Katar’dan video konferans yoluyla, geçen ay hayatını kaybeden Hamas Siyasi Büro Üyesi ve eski Sosyal Güvenlik Bakanı Ahmed el-Kurd’un ailesini arayan Heniyye, merhumu rahmetle yad etti.
Heniyye, İsrail’in ilhak planı, ABD’nin “Yüzyılın Anlaşması” adını verdiği sözde Orta Doğu barış planı, yerlerinden edilen Filistinli mültecilerin geri dönüş hakkından vazgeçilmesi, 1948’den beri işgal altındaki topraklarda Yahudileştirme çabaları ve Gazze ablukasının, Filistin toprakları üzerindeki işgalci İsrail’in geleceğini güvence altına alamayacağını vurguladı.

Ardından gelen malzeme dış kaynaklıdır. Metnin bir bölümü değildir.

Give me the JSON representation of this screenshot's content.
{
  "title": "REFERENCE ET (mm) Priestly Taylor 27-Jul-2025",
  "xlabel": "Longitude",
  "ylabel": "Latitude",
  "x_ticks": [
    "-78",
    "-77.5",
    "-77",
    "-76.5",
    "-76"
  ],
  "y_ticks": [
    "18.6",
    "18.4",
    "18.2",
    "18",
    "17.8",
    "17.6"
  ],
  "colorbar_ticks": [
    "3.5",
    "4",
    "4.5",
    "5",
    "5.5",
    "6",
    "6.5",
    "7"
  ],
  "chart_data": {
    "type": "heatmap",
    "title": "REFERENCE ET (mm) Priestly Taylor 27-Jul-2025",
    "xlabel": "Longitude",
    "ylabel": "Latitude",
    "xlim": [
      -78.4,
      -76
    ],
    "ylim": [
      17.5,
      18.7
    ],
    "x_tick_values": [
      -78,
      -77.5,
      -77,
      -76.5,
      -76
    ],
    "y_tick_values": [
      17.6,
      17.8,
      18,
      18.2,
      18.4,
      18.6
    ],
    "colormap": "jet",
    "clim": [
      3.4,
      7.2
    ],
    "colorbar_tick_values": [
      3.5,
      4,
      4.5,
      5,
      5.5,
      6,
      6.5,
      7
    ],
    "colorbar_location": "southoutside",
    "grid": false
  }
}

Heniyye, “Kudüs’ümüze ve Mescid-i Aksa’mıza geri döneceğiz. Kudüs ve Mescid-i Aksa’yı işgalci İsrail’in postallarından kurtaracağız. İşgalcileri, Kudüs ve tüm Filistin topraklarından kovacağız.” ifadelerine yer verdi.
Bu arada bugün İşgal altındaki Kudüs’te oturan binlerce Müslüman, sabah namazını Mescidi Aksa’da eda etti. El-Halil’de ise işgal güçleri, Hz. İbrahim Camii’nin girişlerini kapatarak sabah namazını eda etmeye gelen vatandaşları engelledi.
Korona salgını nedeniyle 2 aydan uzun bir süre kapalı kapan Mescidi Aksa’nın avlusu, aileleriyle sabah namazını kılmak için gelen Filistinli vatandaşlarla doldu.
Dün Kudüslü aktivistler tarafından, işgalci İsrail’in kirli planlarına karşı Müslümanlara sabah namazı ve Cuma namazı için Mescidi Aksa’da toplanma çağrıları yapılmıştı.
Diğer yandan işgal güçleri, el-Halil şehrinde yer alan Hz. İbrahim Camii’ne sabah namazını kılmak için gelen Filistinli vatandaşların Camiye girmelerini engelledi.
Irkçı rejim İsrail Başsavcısı Avichai Mandelblit, el-Halil’deki Harem-i İbrahim’e ait vakıf arazilerine, “geliştirme ve genişletme projesi” gerekçesiyle “Yahudileştirme” ve “Yahudi yerleşim birimi inşa” planı çerçevesinde el koyma kararını onaylamıştı.
ABD Başkanı Donald Trump’ın, ırkçı İsrail Başbakanı Binyamin Netanyahu ile 28 Ocak’ta Beyaz Saray’da düzenlediği basın toplantısında açıkladığı sözde Orta Doğu barış planında, Batı Şeria’daki yasa dışı Yahudi yerleşim yerlerinin “İsrail’in toprağı” olarak kabul edilmesi ve Tel Aviv yönetiminin Filistin’e ait Ürdün Vadisi üzerindeki hakimiyetini sürdürmesi maddeleri yer alıyordu.
ABD ve İsrailli yetkililerden oluşan ortak komisyon, sözde barış planının ardından söz konusu bölgelerin “ilhakı” için Batı Şeria’da haritalandırma sürecine başlamıştı.